Venezuela Rivals March A Month after First Deaths
CARACAS _ Supporters and foes of Venezuelan President Nicolas Maduro took to the streets of Caracas again on Wednesday a month after similar rival rallies brought the first bloodshed in a wave of unrest round the OPEC member nation. Red-clad sympathizers of Maduro’s socialist government held a “march for peace” while opponents wearing white gathered to denounce alleged brutality by security forces during Venezuela’s worst political troubles for a decade. Police and soldiers lined the streets with riot gear ready and many Caracas residents chose to stay at home.

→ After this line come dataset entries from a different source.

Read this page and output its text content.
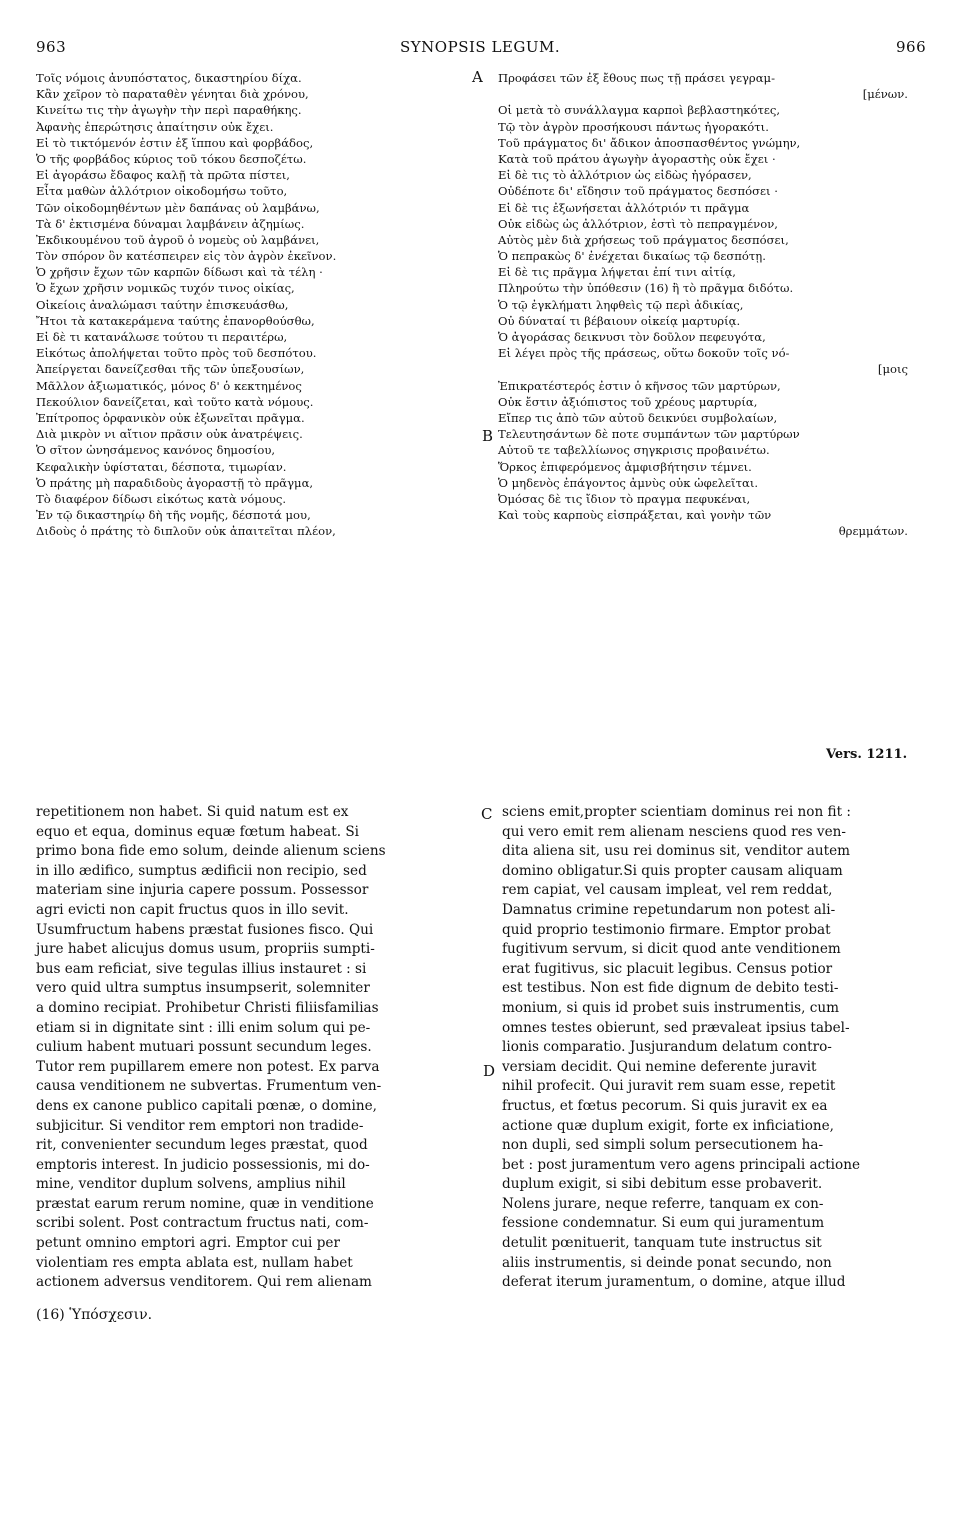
963	SYNOPSIS LEGUM.	966
Τοῖς νόμοις ἀνυπόστατος, δικαστηρίου δίχα.
Κἂν χεῖρον τὸ παραταθὲν γένηται διὰ χρόνου,
Κινείτω τις τὴν ἀγωγὴν τὴν περὶ παραθήκης.
Ἀφανὴς ἐπερώτησις ἀπαίτησιν οὐκ ἔχει.
Εἰ τὸ τικτόμενόν ἐστιν ἐξ ἵππου καὶ φορβάδος,
Ὁ τῆς φορβάδος κύριος τοῦ τόκου δεσποζέτω.
Εἰ ἀγοράσω ἔδαφος καλῇ τὰ πρῶτα πίστει,
Εἶτα μαθὼν ἀλλότριον οἰκοδομήσω τοῦτο,
Τῶν οἰκοδομηθέντων μὲν δαπάνας οὐ λαμβάνω,
Τὰ δ' ἐκτισμένα δύναμαι λαμβάνειν ἀζημίως.
Ἐκδικουμένου τοῦ ἀγροῦ ὁ νομεὺς οὐ λαμβάνει,
Τὸν σπόρον ὃν κατέσπειρεν εἰς τὸν ἀγρὸν ἐκεῖνον.
Ὁ χρῆσιν ἔχων τῶν καρπῶν δίδωσι καὶ τὰ τέλη ·
Ὁ ἔχων χρῆσιν νομικῶς τυχόν τινος οἰκίας,
Οἰκείοις ἀναλώμασι ταύτην ἐπισκευάσθω,
Ἤτοι τὰ κατακεράμενα ταύτης ἐπανορθούσθω,
Εἰ δὲ τι κατανάλωσε τούτου τι περαιτέρω,
Εἰκότως ἀπολήψεται τοῦτο πρὸς τοῦ δεσπότου.
Ἀπείργεται δανείζεσθαι τῆς τῶν ὑπεξουσίων,
Μᾶλλον ἀξιωματικός, μόνος δ' ὁ κεκτημένος
Πεκούλιον δανείζεται, καὶ τοῦτο κατὰ νόμους.
Ἐπίτροπος ὀρφανικὸν οὐκ ἐξωνεῖται πρᾶγμα.
Διὰ μικρὸν νι αἴτιον πρᾶσιν οὐκ ἀνατρέψεις.
Ὁ σῖτον ὠνησάμενος κανόνος δημοσίου,
Κεφαλικὴν ὑφίσταται, δέσποτα, τιμωρίαν.
Ὁ πράτης μὴ παραδιδοὺς ἀγοραστῇ τὸ πρᾶγμα,
Τὸ διαφέρον δίδωσι εἰκότως κατὰ νόμους.
Ἐν τῷ δικαστηρίῳ δὴ τῆς νομῆς, δέσποτά μου,
Διδοὺς ὁ πράτης τὸ διπλοῦν οὐκ ἀπαιτεῖται πλέον,
Προφάσει τῶν ἐξ ἔθους πως τῇ πράσει γεγραμ-
[μένων.
Οἱ μετὰ τὸ συνάλλαγμα καρποὶ βεβλαστηκότες,
Τῷ τὸν ἀγρὸν προσήκουσι πάντως ἠγορακότι.
Τοῦ πράγματος δι' ἄδικον ἀποσπασθέντος γνώμην,
Κατὰ τοῦ πράτου ἀγωγὴν ἀγοραστὴς οὐκ ἔχει ·
Εἰ δὲ τις τὸ ἀλλότριον ὡς εἰδὼς ἠγόρασεν,
Οὐδέποτε δι' εἴδησιν τοῦ πράγματος δεσπόσει ·
Εἰ δὲ τις ἐξωνήσεται ἀλλότριόν τι πρᾶγμα
Οὐκ εἰδὼς ὡς ἀλλότριον, ἐστὶ τὸ πεπραγμένον,
Αὐτὸς μὲν διὰ χρήσεως τοῦ πράγματος δεσπόσει,
Ὁ πεπρακὼς δ' ἐνέχεται δικαίως τῷ δεσπότῃ.
Εἰ δὲ τις πρᾶγμα λήψεται ἐπί τινι αἰτίᾳ,
Πληρούτω τὴν ὑπόθεσιν (16) ἢ τὸ πρᾶγμα διδότω.
Ὁ τῷ ἐγκλήματι ληφθεὶς τῷ περὶ ἀδικίας,
Οὐ δύναταί τι βέβαιουν οἰκείᾳ μαρτυρίᾳ.
Ὁ ἀγοράσας δεικνυσι τὸν δοῦλον πεφευγότα,
Εἰ λέγει πρὸς τῆς πράσεως, οὕτω δοκοῦν τοῖς νό-
[μοις
Ἐπικρατέστερός ἐστιν ὁ κῆνσος τῶν μαρτύρων,
Οὐκ ἔστιν ἀξιόπιστος τοῦ χρέους μαρτυρία,
Εἴπερ τις ἀπὸ τῶν αὐτοῦ δεικνύει συμβολαίων,
Τελευτησάντων δὲ ποτε συμπάντων τῶν μαρτύρων
Αὐτοῦ τε ταβελλίωνος σηγκρισις προβαινέτω.
Ὅρκος ἐπιφερόμενος ἀμφισβήτησιν τέμνει.
Ὁ μηδενὸς ἐπάγοντος ἀμνὺς οὐκ ὠφελεῖται.
Ὀμόσας δὲ τις ἴδιον τὸ πραγμα πεφυκέναι,
Καὶ τοὺς καρποὺς εἰσπράξεται, καὶ γονὴν τῶν
θρεμμάτων.
A
B
C
D
Vers. 1211.
repetitionem non habet. Si quid natum est ex
equo et equa, dominus equæ fœtum habeat. Si
primo bona fide emo solum, deinde alienum sciens
in illo ædifico, sumptus ædificii non recipio, sed
materiam sine injuria capere possum. Possessor
agri evicti non capit fructus quos in illo sevit.
Usumfructum habens præstat fusiones fisco. Qui
jure habet alicujus domus usum, propriis sumpti-
bus eam reficiat, sive tegulas illius instauret : si
vero quid ultra sumptus insumpserit, solemniter
a domino recipiat. Prohibetur Christi filiisfamilias
etiam si in dignitate sint : illi enim solum qui pe-
culium habent mutuari possunt secundum leges.
Tutor rem pupillarem emere non potest. Ex parva
causa venditionem ne subvertas. Frumentum ven-
dens ex canone publico capitali pœnæ, o domine,
subjicitur. Si venditor rem emptori non tradide-
rit, convenienter secundum leges præstat, quod
emptoris interest. In judicio possessionis, mi do-
mine, venditor duplum solvens, amplius nihil
præstat earum rerum nomine, quæ in venditione
scribi solent. Post contractum fructus nati, com-
petunt omnino emptori agri. Emptor cui per
violentiam res empta ablata est, nullam habet
actionem adversus venditorem. Qui rem alienam
sciens emit,propter scientiam dominus rei non fit :
qui vero emit rem alienam nesciens quod res ven-
dita aliena sit, usu rei dominus sit, venditor autem
domino obligatur.Si quis propter causam aliquam
rem capiat, vel causam impleat, vel rem reddat,
Damnatus crimine repetundarum non potest ali-
quid proprio testimonio firmare. Emptor probat
fugitivum servum, si dicit quod ante venditionem
erat fugitivus, sic placuit legibus. Census potior
est testibus. Non est fide dignum de debito testi-
monium, si quis id probet suis instrumentis, cum
omnes testes obierunt, sed prævaleat ipsius tabel-
lionis comparatio. Jusjurandum delatum contro-
versiam decidit. Qui nemine deferente juravit
nihil profecit. Qui juravit rem suam esse, repetit
fructus, et fœtus pecorum. Si quis juravit ex ea
actione quæ duplum exigit, forte ex inficiatione,
non dupli, sed simpli solum persecutionem ha-
bet : post juramentum vero agens principali actione
duplum exigit, si sibi debitum esse probaverit.
Nolens jurare, neque referre, tanquam ex con-
fessione condemnatur. Si eum qui juramentum
detulit pœnituerit, tanquam tute instructus sit
aliis instrumentis, si deinde ponat secundo, non
deferat iterum juramentum, o domine, atque illud
(16) Ὑπόσχεσιν.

Two opposition supporters and a pro-government activist were shot dead in Caracas on February 12, galvanizing an incipient protest movement and leading to near-daily clashes in Caracas and some western Andean cities. At least 22 people have died, with victims on both sides. Maduro, a 51-year-old former bus driver who won election last year to succeed the late Hugo Chavez, has declared victory over an attempted ‘coup’ against him and appears to be in little danger of being toppled by a ‘Venezuelan Spring’.
But students are vowing to keep the protests going, meaning protracted instability could bring more bloodshed and represent a further drag on Venezuela’s already troubled economy. “The opposition are causing all the violence. They should think a bit smarter. The street barricades make no sense, they just cause violence,” said government supporter Marcos Alacayo, 46, among hundreds of ‘Chavistas’ at a square in east Caracas. “They’re trying to make out the nation is in a bad state, but that just isn’t true. More people have access to healthcare, education and good food than ever. That’s what they don’t understand. Before Chavez, no one had what we have now,” added Alacayo, who works for a state-run higher education program.